Lorena was arrested and claimed that her husband was physically, sexually, and emotionally abusive towards her. She also said he was unfaithful and had forced her to have an abortion. Lorena’s defence was that the abuse she endured had caused her to develop post traumatic stress disorder and eventually she “snapped”.  John’s version of the events of that night changed multiple times, weakening his credibility, and the jury found Lorena not guilty due to insanity. She spent 45 days in a state hospital before being released back into the world.

Vincent Li
In one of the most shocking cases of random violence Canada has ever seen, 40-year-old Vincent Li was taking a Greyhound bus in Manitoba when he decided he had to kill the man seated beside him. 22-year-old Tim McLean was asleep with Li attacked him with a large knife he had in his bag, stabbing him multiple times and eventually decapitating him. The bus driver pulled over and the rest of the passengers fled the bus, leaving Li to continue to sever more of McLean’s body parts and even consume some of his flesh.

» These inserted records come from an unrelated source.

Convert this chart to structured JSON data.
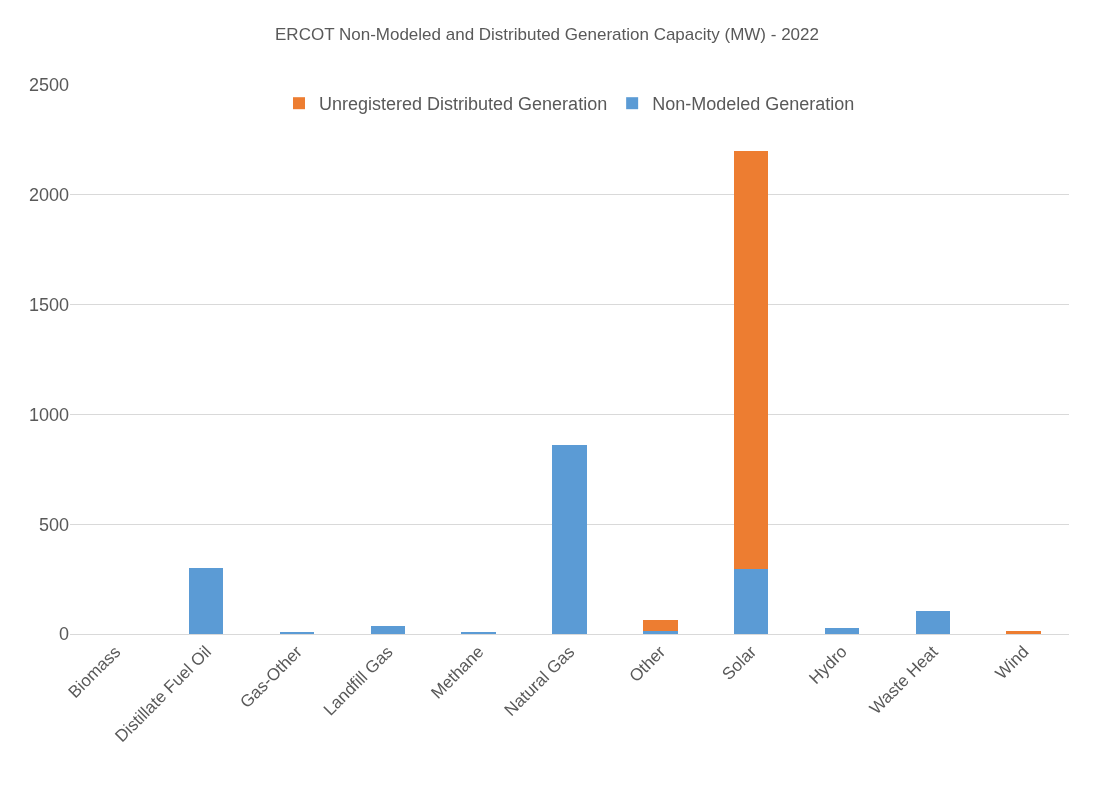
{
  "chart_data": {
    "type": "bar",
    "title": "ERCOT Non-Modeled and Distributed Generation Capacity (MW) - 2022",
    "categories": [
      "Biomass",
      "Distillate Fuel Oil",
      "Gas-Other",
      "Landfill Gas",
      "Methane",
      "Natural Gas",
      "Other",
      "Solar",
      "Hydro",
      "Waste Heat",
      "Wind"
    ],
    "series": [
      {
        "name": "Non-Modeled Generation",
        "color": "#5b9bd5",
        "values": [
          0,
          300,
          7,
          35,
          7,
          862,
          14,
          296,
          29,
          104,
          0
        ]
      },
      {
        "name": "Unregistered Distributed Generation",
        "color": "#ed7d31",
        "values": [
          0,
          0,
          0,
          0,
          0,
          0,
          51,
          1904,
          0,
          0,
          12
        ]
      }
    ],
    "stacked": true,
    "ylim": [
      0,
      2500
    ],
    "yticks": [
      0,
      500,
      1000,
      1500,
      2000,
      2500
    ],
    "grid": "y",
    "legend": "top"
  }
}
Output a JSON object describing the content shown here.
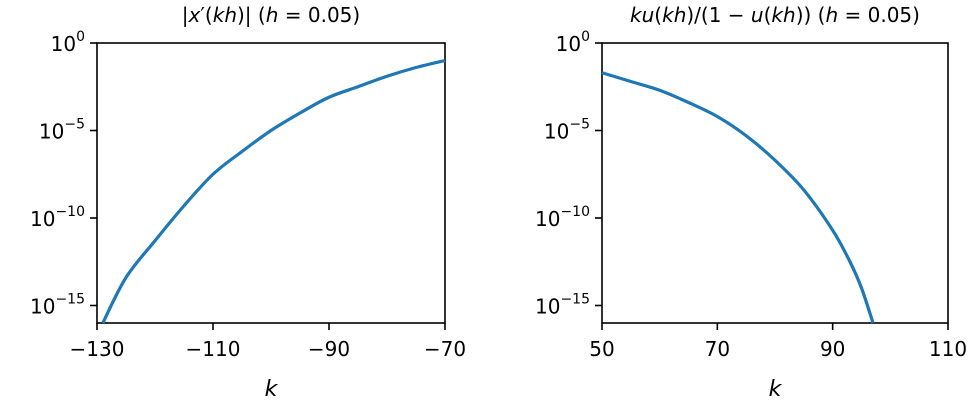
{
  "chart_data": [
    {
      "type": "line",
      "title": "|x′(kh)| (h = 0.05)",
      "xlabel": "k",
      "ylabel": "",
      "yscale": "log",
      "xlim": [
        -130,
        -70
      ],
      "ylim_log10": [
        -16,
        0
      ],
      "xticks": [
        -130,
        -110,
        -90,
        -70
      ],
      "xtick_labels": [
        "−130",
        "−110",
        "−90",
        "−70"
      ],
      "yticks_exp": [
        0,
        -5,
        -10,
        -15
      ],
      "grid": false,
      "legend": null,
      "series": [
        {
          "name": "|x'(kh)|",
          "color": "#1f77b4",
          "x": [
            -129,
            -125,
            -120,
            -115,
            -110,
            -105,
            -100,
            -95,
            -90,
            -85,
            -80,
            -75,
            -70
          ],
          "log10_y": [
            -16.0,
            -13.4,
            -11.3,
            -9.3,
            -7.5,
            -6.2,
            -5.0,
            -4.0,
            -3.1,
            -2.5,
            -1.9,
            -1.4,
            -1.0
          ]
        }
      ]
    },
    {
      "type": "line",
      "title": "ku(kh)/(1 − u(kh)) (h = 0.05)",
      "xlabel": "k",
      "ylabel": "",
      "yscale": "log",
      "xlim": [
        50,
        110
      ],
      "ylim_log10": [
        -16,
        0
      ],
      "xticks": [
        50,
        70,
        90,
        110
      ],
      "xtick_labels": [
        "50",
        "70",
        "90",
        "110"
      ],
      "yticks_exp": [
        0,
        -5,
        -10,
        -15
      ],
      "grid": false,
      "legend": null,
      "series": [
        {
          "name": "ku(kh)/(1-u(kh))",
          "color": "#1f77b4",
          "x": [
            50,
            55,
            60,
            65,
            70,
            75,
            80,
            85,
            90,
            93,
            95,
            97
          ],
          "log10_y": [
            -1.7,
            -2.2,
            -2.7,
            -3.4,
            -4.2,
            -5.3,
            -6.7,
            -8.4,
            -10.7,
            -12.5,
            -14.0,
            -16.0
          ]
        }
      ]
    }
  ],
  "panels": [
    {
      "title_parts": [
        "|",
        "x",
        "′(",
        "kh",
        ")| (",
        "h",
        " = 0.05)"
      ]
    },
    {
      "title_parts": [
        "ku",
        "(",
        "kh",
        ")/(1 − ",
        "u",
        "(",
        "kh",
        ")) (",
        "h",
        " = 0.05)"
      ]
    }
  ],
  "ytick_base": "10",
  "ytick_exps": [
    "0",
    "−5",
    "−10",
    "−15"
  ]
}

At his trial, Li plead not criminally responsible. In Canadian law, that means he admits that the murder occurred but he was unable to form the necessary mental element, or mens rea. A psychiatrist testified that Li attacked McLean because “God’s voice told him McLean was a force of evil and was about to execute him.” The judge accepted Li’s plea and he was committed to a psychiatric hospital. After nine years in a hospital, Li was granted absolute discharge and legally changed his name. He has been living independently since early 2017.

Andrea Yates
Many new mothers experience varying levels of postpartum depression that prevents them from bonding with their new babies and feeling the joy they expected to feel after giving birth. Most are able to work through their feelings with the help of their families and a good therapist, but others, like Andrea Yates, slip through the cracks. On June 20, 2001, Andrea drowned all five of her children who ranged from seven years to six months old. At the time was was under psychiatric care for postpartum depression and postpartum psychosis and her husband had been advised to keep her under observation at all times. She was only alone with her kids for one hour.

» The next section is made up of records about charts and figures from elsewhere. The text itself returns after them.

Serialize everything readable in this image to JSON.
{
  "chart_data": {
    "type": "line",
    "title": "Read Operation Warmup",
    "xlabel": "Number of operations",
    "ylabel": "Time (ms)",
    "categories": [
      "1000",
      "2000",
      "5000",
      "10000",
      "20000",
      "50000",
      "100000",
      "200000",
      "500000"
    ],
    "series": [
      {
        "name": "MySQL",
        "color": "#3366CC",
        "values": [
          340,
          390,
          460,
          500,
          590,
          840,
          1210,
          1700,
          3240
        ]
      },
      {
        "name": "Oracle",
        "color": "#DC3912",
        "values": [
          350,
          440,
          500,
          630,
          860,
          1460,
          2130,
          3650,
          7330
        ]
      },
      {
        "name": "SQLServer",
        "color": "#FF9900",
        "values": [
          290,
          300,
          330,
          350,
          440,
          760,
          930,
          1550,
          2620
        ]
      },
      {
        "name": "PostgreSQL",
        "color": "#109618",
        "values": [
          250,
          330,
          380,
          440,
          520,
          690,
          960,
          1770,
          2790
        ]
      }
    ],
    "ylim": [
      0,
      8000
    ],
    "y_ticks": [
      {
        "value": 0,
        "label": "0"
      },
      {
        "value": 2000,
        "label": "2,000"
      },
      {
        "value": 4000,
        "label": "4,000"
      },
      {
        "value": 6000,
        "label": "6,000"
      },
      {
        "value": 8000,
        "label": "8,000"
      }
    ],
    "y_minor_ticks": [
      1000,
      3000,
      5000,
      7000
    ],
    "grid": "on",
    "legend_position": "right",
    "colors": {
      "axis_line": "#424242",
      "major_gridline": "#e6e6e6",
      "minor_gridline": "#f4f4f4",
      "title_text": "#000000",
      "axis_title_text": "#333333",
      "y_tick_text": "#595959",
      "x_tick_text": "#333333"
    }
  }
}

At trial, expert testimony asserted that Andrea was in the middle of a psychotic episode when she drowned her children. In Texas, the law requires that for an insanity defence to work, it has to be proven that the defendant couldn’t discern right from wrong at the time of the crime. The jury rejected her defence and found her guilty. On appeal, Yates was found not guilty by reason of insanity and moved from prison to a mental hospital. It has since been revealed that Andrea never should have been released from the hospital days before she killed her children, and that she only had been because of the limitations of her insurance.

Steven Steinberg
In 1981, Steven Steinberg killed his wife by stabbing her 26 times. At first, he told police that she had been killed in a home invasion gone wrong, but the evidence pointed towards him as the killer. He admitted he did, in fact, kill her, but claimed he was asleep walking at the time and therefore couldn’t be considered “sane”. His lawyer even had a psychiatrist testify that the murder was a “dissociative reaction” and the jury should consider him “temporarily insane” when he killed his wife and therefore not criminally responsible.

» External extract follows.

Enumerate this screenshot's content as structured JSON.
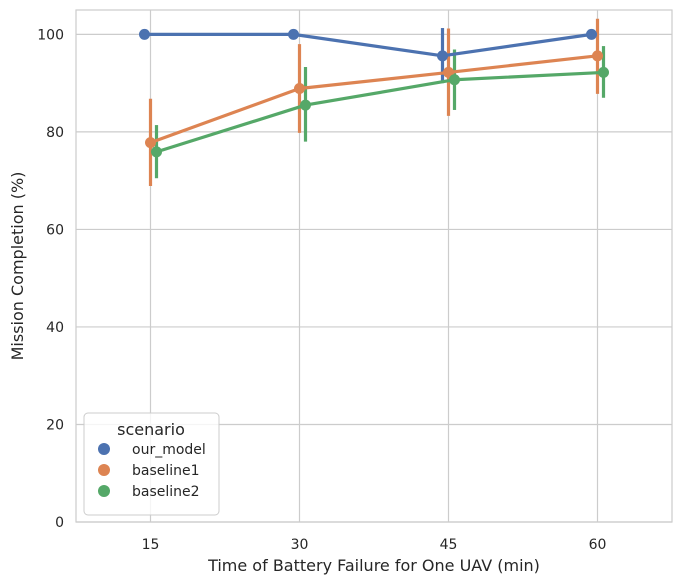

The jury bought it and they found Steinberg not guilty. Since he wasn’t suffering from any long term mental illnesses, despite everyone knowing he did kill his wife, he was released a free man as soon as the verdict was read. Today, under Arizona law, the “temporary insanity” defence no longer exists in the same form. Now judges have to impose a “guilty but insane” sentence which means the person will have to serve a sentence in a mental institution even if they were technically not in the their right mind at the time of the murder.